Los tres investigadores estaban desconcertados, su trabajo aún no estaba hecho. Mathew seguía siendo el más valiente entre ellos.
—Alfa Denzel, tenemos algunas preguntas para usted —dijo.
Con una expresión oscura, la réplica de Alfa Denzel fue glacial. —¿Qué te hace pensar que voy a responderlas?
Mathew sintió inquietud, pero se animó a sí mismo pensando que Alfa Denzel no pondría una mano sobre él porque él era el representante del Rey Alfa.
Sin embargo, estaba seguro de que si su manada necesitaba ayuda, ni siquiera su Alfa sería capaz de convencer a Alfa Denzel para que ayudase. Era obvio que había sido añadido a la lista negra.
—Porque son órdenes del Rey Alfa. Solo quiere saber exactamente dónde estabas en el momento del ataque. Tus guerreros dijeron que estabas en Las Vegas.
Alfa Denzel entendió que Mathew indirectamente le estaba diciendo que las palabras de los guerreros no eran dignas de confianza.
—¿Y piensas que regresé de allí para atacar a la manada de Yellowstone? —la voz de Alfa Denzel subió ligeramente, y Mathew momentáneamente se puso nervioso.
—No es concluyente, pero toda sospecha se vuelve hacia Valerie. Alfa Tristan la sospecha. Tú mismo no estabas en la manada, así que no puedes probar que no fue ella.
Alfa Denzel debe haber hecho un trabajo limpio, pero nunca se le ocurrió que Valerie sería implicada en todo ello.

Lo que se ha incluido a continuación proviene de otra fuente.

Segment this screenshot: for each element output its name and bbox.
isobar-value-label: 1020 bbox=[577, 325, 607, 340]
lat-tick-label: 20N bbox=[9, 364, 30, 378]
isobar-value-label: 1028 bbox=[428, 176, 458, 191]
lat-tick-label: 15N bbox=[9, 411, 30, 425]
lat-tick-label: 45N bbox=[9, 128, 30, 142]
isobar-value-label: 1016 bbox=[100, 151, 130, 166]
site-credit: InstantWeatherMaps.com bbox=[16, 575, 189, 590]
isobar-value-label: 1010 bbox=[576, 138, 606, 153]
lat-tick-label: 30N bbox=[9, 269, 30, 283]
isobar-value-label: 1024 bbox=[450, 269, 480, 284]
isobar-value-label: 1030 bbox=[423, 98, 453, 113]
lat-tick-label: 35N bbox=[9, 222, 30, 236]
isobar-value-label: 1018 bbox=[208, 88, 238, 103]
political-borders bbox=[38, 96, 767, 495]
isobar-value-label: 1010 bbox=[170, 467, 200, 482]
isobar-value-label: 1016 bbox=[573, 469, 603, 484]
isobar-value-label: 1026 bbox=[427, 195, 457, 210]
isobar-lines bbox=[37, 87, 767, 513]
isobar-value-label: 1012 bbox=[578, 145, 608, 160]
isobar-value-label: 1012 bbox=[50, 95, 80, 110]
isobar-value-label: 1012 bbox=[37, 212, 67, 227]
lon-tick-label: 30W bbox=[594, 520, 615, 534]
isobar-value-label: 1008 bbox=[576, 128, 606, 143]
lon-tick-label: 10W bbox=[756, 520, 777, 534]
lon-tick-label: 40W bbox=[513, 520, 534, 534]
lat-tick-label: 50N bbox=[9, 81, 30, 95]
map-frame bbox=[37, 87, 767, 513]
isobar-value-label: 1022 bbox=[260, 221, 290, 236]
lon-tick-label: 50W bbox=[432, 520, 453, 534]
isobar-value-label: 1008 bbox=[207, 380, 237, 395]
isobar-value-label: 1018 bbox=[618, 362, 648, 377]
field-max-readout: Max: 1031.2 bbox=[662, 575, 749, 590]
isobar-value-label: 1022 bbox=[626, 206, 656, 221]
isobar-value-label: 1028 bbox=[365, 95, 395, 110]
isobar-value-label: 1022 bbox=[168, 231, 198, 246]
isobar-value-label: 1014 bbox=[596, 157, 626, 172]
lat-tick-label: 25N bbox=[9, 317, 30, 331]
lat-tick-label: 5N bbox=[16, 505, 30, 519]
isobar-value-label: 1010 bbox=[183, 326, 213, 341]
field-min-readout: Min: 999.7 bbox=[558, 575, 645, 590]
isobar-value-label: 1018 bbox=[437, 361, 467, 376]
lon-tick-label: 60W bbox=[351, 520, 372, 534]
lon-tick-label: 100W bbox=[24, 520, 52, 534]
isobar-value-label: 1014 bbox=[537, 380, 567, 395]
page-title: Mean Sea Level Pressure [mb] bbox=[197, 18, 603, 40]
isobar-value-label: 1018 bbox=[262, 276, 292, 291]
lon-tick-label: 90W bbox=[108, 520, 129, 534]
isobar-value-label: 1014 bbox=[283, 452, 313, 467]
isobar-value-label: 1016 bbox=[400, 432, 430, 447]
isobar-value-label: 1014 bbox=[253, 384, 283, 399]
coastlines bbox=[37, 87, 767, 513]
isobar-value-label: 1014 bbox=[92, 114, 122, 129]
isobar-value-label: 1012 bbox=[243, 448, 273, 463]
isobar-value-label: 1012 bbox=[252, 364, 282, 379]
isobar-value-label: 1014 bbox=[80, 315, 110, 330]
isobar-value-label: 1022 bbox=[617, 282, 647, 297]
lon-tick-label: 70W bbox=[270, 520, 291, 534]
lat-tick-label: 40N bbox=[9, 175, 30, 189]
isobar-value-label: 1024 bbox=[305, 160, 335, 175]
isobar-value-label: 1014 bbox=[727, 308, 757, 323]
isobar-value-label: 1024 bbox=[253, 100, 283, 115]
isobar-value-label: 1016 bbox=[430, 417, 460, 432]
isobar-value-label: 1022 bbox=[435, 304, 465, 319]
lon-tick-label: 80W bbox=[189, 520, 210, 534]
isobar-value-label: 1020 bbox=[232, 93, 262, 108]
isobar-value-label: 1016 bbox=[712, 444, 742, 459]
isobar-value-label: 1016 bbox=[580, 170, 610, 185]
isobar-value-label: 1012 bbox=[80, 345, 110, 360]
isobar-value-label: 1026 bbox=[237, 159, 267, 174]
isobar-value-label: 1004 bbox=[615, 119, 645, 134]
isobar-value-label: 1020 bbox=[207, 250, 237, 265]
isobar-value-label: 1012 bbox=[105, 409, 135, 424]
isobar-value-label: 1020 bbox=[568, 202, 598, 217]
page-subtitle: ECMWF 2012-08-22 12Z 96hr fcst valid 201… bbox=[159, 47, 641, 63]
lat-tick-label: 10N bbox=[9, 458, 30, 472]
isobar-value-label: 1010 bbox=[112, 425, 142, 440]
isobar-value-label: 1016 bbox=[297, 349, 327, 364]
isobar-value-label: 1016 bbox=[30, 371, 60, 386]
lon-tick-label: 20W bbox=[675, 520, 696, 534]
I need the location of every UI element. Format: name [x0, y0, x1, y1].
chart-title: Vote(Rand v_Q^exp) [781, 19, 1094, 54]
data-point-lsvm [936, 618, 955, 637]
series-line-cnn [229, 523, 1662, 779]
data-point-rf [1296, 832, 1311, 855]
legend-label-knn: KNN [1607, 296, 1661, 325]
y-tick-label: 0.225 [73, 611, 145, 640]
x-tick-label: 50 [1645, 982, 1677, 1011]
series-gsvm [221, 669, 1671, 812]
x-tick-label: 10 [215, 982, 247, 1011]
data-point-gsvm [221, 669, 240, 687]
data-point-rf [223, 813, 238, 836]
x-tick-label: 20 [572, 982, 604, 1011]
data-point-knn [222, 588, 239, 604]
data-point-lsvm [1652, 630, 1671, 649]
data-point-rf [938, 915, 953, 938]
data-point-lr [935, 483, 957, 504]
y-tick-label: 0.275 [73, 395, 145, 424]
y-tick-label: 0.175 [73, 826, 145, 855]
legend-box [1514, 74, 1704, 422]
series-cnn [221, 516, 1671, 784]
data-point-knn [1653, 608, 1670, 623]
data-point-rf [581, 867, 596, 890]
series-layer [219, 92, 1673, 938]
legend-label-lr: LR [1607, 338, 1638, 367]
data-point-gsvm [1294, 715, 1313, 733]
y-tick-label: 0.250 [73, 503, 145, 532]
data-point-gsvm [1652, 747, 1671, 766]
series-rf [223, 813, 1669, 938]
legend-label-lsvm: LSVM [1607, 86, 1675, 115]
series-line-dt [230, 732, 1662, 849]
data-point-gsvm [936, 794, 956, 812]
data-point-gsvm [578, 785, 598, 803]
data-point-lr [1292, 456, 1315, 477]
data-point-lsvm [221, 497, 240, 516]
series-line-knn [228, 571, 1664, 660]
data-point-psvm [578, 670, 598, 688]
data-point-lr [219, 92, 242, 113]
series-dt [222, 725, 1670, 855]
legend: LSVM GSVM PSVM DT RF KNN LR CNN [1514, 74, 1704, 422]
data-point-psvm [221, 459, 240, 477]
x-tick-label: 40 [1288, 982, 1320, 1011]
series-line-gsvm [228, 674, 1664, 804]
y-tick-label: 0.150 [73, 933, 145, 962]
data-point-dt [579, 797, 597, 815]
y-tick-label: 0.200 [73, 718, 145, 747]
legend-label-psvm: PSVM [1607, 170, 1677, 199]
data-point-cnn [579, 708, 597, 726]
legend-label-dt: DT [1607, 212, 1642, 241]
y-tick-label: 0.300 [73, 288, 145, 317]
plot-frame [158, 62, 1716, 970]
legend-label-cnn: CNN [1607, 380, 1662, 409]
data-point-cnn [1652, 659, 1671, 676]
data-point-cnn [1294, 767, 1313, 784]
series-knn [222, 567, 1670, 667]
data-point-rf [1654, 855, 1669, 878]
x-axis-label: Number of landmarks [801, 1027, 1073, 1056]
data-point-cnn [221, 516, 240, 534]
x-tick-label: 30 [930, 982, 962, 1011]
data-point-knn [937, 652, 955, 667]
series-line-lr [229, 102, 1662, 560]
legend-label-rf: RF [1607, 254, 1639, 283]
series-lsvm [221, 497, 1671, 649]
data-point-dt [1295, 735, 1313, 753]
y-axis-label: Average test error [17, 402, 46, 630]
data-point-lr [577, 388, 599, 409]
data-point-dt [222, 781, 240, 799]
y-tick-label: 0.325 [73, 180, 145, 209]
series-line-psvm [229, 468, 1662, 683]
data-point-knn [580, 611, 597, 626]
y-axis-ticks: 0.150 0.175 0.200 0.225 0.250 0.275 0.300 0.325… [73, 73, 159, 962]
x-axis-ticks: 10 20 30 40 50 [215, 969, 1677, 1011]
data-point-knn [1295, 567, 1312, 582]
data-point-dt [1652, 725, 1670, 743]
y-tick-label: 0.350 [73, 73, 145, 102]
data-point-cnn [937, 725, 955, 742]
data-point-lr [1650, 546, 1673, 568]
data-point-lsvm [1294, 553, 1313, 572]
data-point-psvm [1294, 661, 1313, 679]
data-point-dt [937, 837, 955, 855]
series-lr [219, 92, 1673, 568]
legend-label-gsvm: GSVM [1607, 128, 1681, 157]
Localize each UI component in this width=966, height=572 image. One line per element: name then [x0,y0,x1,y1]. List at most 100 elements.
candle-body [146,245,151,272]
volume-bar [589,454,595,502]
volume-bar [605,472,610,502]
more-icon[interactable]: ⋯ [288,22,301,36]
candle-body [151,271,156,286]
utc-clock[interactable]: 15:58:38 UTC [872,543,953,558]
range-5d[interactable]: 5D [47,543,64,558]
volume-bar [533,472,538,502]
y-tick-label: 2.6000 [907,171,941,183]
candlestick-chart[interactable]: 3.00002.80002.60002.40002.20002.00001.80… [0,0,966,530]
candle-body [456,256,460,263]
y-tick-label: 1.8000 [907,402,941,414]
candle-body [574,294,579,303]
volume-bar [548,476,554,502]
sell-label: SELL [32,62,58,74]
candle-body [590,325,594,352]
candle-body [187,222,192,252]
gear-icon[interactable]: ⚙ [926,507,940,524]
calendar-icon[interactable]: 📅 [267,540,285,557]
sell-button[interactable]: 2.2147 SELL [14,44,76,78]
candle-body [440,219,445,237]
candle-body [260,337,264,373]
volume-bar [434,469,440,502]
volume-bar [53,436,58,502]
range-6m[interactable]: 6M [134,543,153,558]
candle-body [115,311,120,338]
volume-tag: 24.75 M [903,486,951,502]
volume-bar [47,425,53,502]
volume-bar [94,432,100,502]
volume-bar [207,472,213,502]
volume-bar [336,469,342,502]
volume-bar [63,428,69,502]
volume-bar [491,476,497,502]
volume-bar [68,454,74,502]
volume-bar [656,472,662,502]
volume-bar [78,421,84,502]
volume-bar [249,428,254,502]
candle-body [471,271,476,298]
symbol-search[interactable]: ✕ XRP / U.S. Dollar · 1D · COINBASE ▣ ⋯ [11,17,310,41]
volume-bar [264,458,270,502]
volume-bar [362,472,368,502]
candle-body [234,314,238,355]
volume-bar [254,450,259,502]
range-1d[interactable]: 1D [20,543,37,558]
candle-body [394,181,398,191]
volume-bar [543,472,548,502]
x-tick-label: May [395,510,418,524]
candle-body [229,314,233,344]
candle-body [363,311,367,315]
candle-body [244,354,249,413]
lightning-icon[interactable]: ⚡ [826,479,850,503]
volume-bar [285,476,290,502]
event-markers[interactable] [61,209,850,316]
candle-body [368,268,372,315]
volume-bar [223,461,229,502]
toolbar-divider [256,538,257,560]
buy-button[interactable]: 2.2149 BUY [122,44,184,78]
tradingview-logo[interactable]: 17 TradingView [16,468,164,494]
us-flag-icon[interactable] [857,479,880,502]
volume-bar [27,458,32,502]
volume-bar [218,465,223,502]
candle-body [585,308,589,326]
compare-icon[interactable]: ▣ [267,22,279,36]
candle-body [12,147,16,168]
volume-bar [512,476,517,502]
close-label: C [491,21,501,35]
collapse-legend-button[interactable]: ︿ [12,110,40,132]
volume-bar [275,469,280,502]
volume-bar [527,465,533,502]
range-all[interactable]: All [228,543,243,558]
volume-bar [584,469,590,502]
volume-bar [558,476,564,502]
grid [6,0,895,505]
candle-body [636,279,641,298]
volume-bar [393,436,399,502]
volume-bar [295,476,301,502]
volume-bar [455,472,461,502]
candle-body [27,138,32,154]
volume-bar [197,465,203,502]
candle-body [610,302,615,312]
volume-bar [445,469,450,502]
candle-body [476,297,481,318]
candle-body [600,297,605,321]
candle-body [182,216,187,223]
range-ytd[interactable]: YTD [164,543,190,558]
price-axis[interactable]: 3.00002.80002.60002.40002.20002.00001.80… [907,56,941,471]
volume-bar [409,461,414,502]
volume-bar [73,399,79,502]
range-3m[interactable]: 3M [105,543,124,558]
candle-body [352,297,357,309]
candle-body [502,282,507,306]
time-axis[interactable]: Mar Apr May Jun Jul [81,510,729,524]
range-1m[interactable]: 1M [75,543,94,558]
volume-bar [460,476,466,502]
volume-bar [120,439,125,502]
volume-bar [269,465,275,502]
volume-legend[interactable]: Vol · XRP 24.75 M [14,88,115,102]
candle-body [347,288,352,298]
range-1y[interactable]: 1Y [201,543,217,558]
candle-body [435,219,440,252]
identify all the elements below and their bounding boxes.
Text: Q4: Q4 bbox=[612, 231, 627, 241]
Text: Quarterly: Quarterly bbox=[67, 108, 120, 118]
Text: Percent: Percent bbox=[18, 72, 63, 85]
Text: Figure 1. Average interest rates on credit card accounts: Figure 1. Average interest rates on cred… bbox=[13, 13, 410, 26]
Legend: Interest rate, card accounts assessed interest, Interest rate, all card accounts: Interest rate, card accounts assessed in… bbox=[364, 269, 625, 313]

¿Cómo podría una sola mujer, no importa cuán fuerte fuera, ser capaz de organizar todo esto sola? Incluso Alfa Denzel no podría hacerlo sin ayuda.
—Entonces, ¿crees que Valerie escapó de aquí para atacar a la manada de Yellowstone? —había algo extraño en la forma en que Alfa Denzel hizo la pregunta, haciendo que Mathew cuestionara su análisis internamente y en silencio. Después de pensarlo de nuevo, no podía pensar en nadie que se vengara en nombre de Valerie.
—Muy probablemente. Ella es una mujer orgullosa y una fiera guerrera. Queremos hablar con ella.
Alfa Denzel pensó en los pros y los contras de la solicitud. Valerie no era culpable, pero después de hablar con ella unas cuantas veces, no le sorprendería que aceptara la acusación como chance para escapar de la manada de Siempre Verde.
Si Valerie podía proteger a Adira e incluso llegar a abofetearse a sí misma para hacer de la mentira una perfecta verdad, entonces ¿qué no haría cuando sintiera que a alguien se había vengado por ella?
Pensando que los investigadores seguirían buscando a la persona, definitivamente aceptaría la acusación.
—No lo permitiré —dijo Alfa Denzel con firmeza. Mathew no esperaba que se negara, sabiendo que él odiaba a Valerie.
—¿No sería mejor si ella fuera declarada culpable y castigada? —¿Por qué? —Alfa Denzel. Ella es miembro de tu manada y no me impediste interrogar al resto.